Chris shares Royalty with Nia and Aeko with Ammika Harris. It’s unclear if Nia is on vacation with the family, but Ammika appears to be in Greece, too, as she shared a series of scenic snapshots from a boat with her baby boy on Monday. She captioned the post, “My baby.”
The family departed the states for their European vacation ahead of the weekend. Royalty’s account featured a snapshot of her boarding a private plane. “Greece here we come,” she captioned the post.
The account shared a sweet snapshot on Monday with Royalty holding up the peace sign in an all-white outfit. “Greece’ing!” the account captioned the post.
The vacation comes after Chris seemingly called out rapper DaBaby for his homophobic comments made during Rolling Loud Miami performance over the weekend. After the rapper made harmful remarks about HIV and AIDS on stage, stars like Dua Lipa and Elton John condemned the comments. Chris seemingly chimed in when he shared an Instagram Story that read, Shut the f**k up… Do yo shows, thank everybody. Then get the f**k off stage.”

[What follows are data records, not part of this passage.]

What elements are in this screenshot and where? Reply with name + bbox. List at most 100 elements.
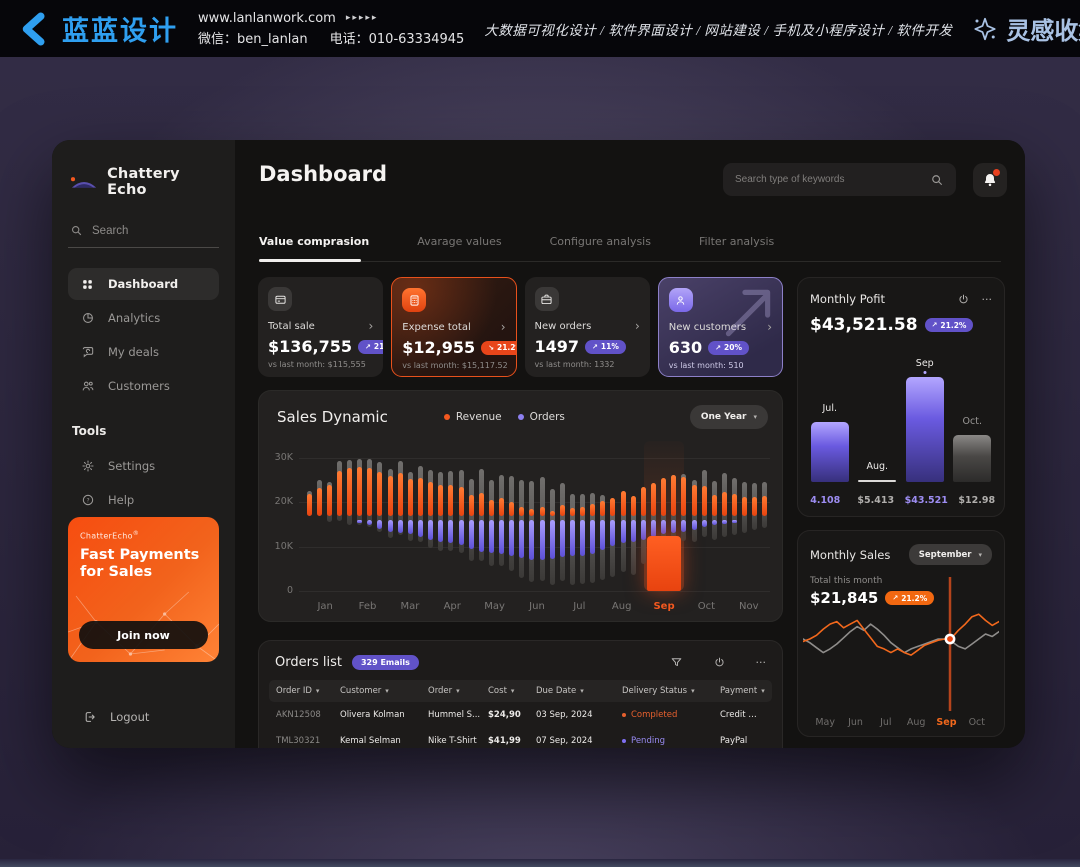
more-button[interactable]: ··· — [981, 292, 993, 306]
stat-card-expense-total[interactable]: Expense total › $12,955 ↘21.2% vs last m… — [391, 277, 517, 377]
cell-payment: PayPal — [720, 736, 748, 746]
promo-card[interactable]: ChatterEcho® Fast Payments for Sales Joi… — [68, 517, 219, 662]
column-customer[interactable]: Customer ▾ — [340, 686, 428, 696]
stat-compare: vs last month: 510 — [668, 361, 744, 370]
bar-revenue — [732, 494, 738, 516]
chat-icon — [80, 345, 95, 359]
column-order[interactable]: Order ▾ — [428, 686, 488, 696]
profit-bar — [953, 435, 992, 482]
bar-orders — [377, 520, 383, 529]
tab-configure-analysis[interactable]: Configure analysis — [549, 235, 651, 248]
bar-revenue — [458, 486, 464, 516]
bar-orders — [539, 520, 545, 560]
column-payment[interactable]: Payment ▾ — [720, 686, 765, 696]
bar-orders — [509, 520, 515, 557]
sidebar-item-customers[interactable]: Customers — [68, 370, 219, 402]
filter-button[interactable] — [670, 656, 683, 669]
bar-orders — [438, 520, 444, 542]
banner-contact: www.lanlanwork.com ▸▸▸▸▸ 微信：ben_lanlan 电… — [198, 11, 464, 47]
export-button[interactable] — [957, 293, 970, 306]
main-search-input[interactable] — [735, 174, 922, 185]
bar-orders — [711, 520, 717, 525]
stat-title: Total sale — [268, 320, 315, 332]
banner-wechat: 微信：ben_lanlan — [198, 31, 308, 47]
bar-revenue — [640, 486, 646, 516]
tab-avarage-values[interactable]: Avarage values — [417, 235, 502, 248]
column-delivery-status[interactable]: Delivery Status ▾ — [622, 686, 720, 696]
bar-orders — [418, 520, 423, 537]
bar-revenue — [387, 476, 393, 516]
stat-card-new-orders[interactable]: New orders › 1497 ↗ 11% vs last month: 13… — [524, 277, 650, 377]
calculator-icon — [402, 288, 427, 312]
sidebar-item-help[interactable]: ? Help — [68, 484, 219, 516]
bar-orders — [478, 520, 484, 552]
column-label: Due Date — [536, 686, 577, 696]
chevron-right-icon[interactable]: › — [368, 319, 374, 333]
selected-month-block — [647, 535, 682, 591]
sidebar-search-input[interactable] — [92, 224, 200, 237]
tab-filter-analysis[interactable]: Filter analysis — [698, 235, 775, 248]
bar-revenue — [407, 479, 413, 516]
bar-revenue — [610, 498, 616, 516]
sidebar-item-settings[interactable]: Settings — [68, 450, 219, 482]
bar-revenue — [428, 482, 434, 516]
trend-badge: ↗21.2% — [885, 591, 935, 605]
app-brand-name: Chattery Echo — [107, 166, 180, 198]
banner-website: www.lanlanwork.com — [198, 10, 336, 26]
chevron-right-icon[interactable]: › — [634, 319, 640, 333]
sidebar-item-analytics[interactable]: Analytics — [68, 302, 219, 334]
profit-bar-chart: Jul. Aug. Sep Oct. — [806, 358, 996, 482]
trend-value: 21.2% — [373, 342, 384, 351]
sidebar-item-dashboard[interactable]: Dashboard — [68, 268, 219, 300]
cell-cost: $41,99 — [488, 736, 521, 746]
more-button[interactable]: ··· — [755, 656, 767, 669]
stat-card-total-sale[interactable]: Total sale › $136,755 ↗21.2% vs last mon… — [258, 277, 384, 377]
series-baseline — [803, 623, 999, 654]
series-sales — [803, 613, 999, 656]
bar-orders — [620, 520, 626, 543]
bar-revenue — [306, 494, 312, 516]
month-dropdown[interactable]: September ▾ — [908, 544, 992, 565]
month-label: Jul — [880, 717, 892, 728]
bar-orders — [499, 520, 505, 555]
bar-revenue — [488, 499, 494, 516]
sidebar-item-my-deals[interactable]: My deals — [68, 336, 219, 368]
logout-button[interactable]: Logout — [82, 710, 149, 724]
collection-text: 灵感收集 — [1006, 19, 1080, 45]
bar-revenue — [569, 508, 575, 516]
column-due-date[interactable]: Due Date ▾ — [536, 686, 622, 696]
bar-orders — [529, 520, 535, 560]
legend-orders: Orders — [517, 411, 565, 423]
trend-badge: ↗ 11% — [585, 339, 626, 354]
bar-orders — [397, 520, 403, 534]
join-now-button[interactable]: Join now — [79, 621, 208, 649]
sidebar-item-label: Customers — [108, 379, 170, 393]
export-button[interactable] — [713, 656, 726, 669]
table-row[interactable]: TML30321 Kemal Selman Nike T-Shirt $41,9… — [269, 728, 772, 748]
sort-caret-icon: ▾ — [315, 687, 320, 695]
bar-orders — [681, 520, 687, 533]
table-row[interactable]: AKN12508 Olivera Kolman Hummel S... $24,… — [269, 702, 772, 728]
monthly-sales-line-chart — [803, 577, 999, 711]
stat-title: New orders — [534, 320, 592, 332]
pie-chart-icon — [80, 311, 95, 325]
sort-caret-icon: ▾ — [456, 687, 460, 695]
chevron-right-icon[interactable]: › — [500, 320, 506, 334]
bar-orders — [671, 520, 677, 534]
month-label: Aug — [906, 717, 926, 728]
tab-value-comprasion[interactable]: Value comprasion — [259, 235, 370, 248]
bar-orders — [701, 520, 707, 527]
bar-orders — [661, 520, 667, 535]
column-cost[interactable]: Cost ▾ — [488, 686, 536, 696]
emails-badge: 329 Emails — [351, 655, 419, 670]
column-order-id[interactable]: Order ID ▾ — [276, 686, 340, 696]
chevron-right-icon[interactable]: › — [767, 320, 772, 334]
range-value: One Year — [700, 412, 747, 422]
notifications-button[interactable] — [973, 163, 1007, 197]
stat-card-new-customers[interactable]: New customers › 630 ↗ 20% vs last month: … — [657, 277, 783, 377]
chart-x-axis: Jan Feb Mar Apr May Jun Jul Aug Sep Oct Nov — [304, 601, 770, 612]
person-icon — [668, 288, 693, 312]
trend-value: 21.2% — [497, 343, 516, 352]
stat-value: 630 — [668, 338, 703, 357]
range-dropdown[interactable]: One Year ▾ — [689, 405, 768, 429]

His comments resulted in mixed responses. While some fans praised him, others pointed to his own checkered past. One Twitter user noted that “if Chris Brown starts dragging you and he’s RIGHT… you really gotta ask yourself where you went wrong,” referencing his volatile history, including his arrest for physically assaulting ex-girlfriend Rihanna in 2009, among other charges and allegations of assault.
In an interview with Vanity Fair in October 2015, Rihanna opened up about the assault, revealing how difficult it had been to keep reliving the incident. “I just never understood that, like how the victim gets punished over and over. It’s in the past, and I don’t want to say, ‘Get over it,’ because it’s a very serious thing that is still relevant; it’s still real,” she said.
“A lot of women, a lot of young girls, are still going through it. A lot of young boys too. It’s not a subject to sweep under the rug, so I can’t just dismiss it like it wasn’t anything, or I don’t take it seriously,” she continued. “But, for me, and anyone who’s been a victim of domestic abuse, nobody wants to even remember it. Nobody even wants to admit it.”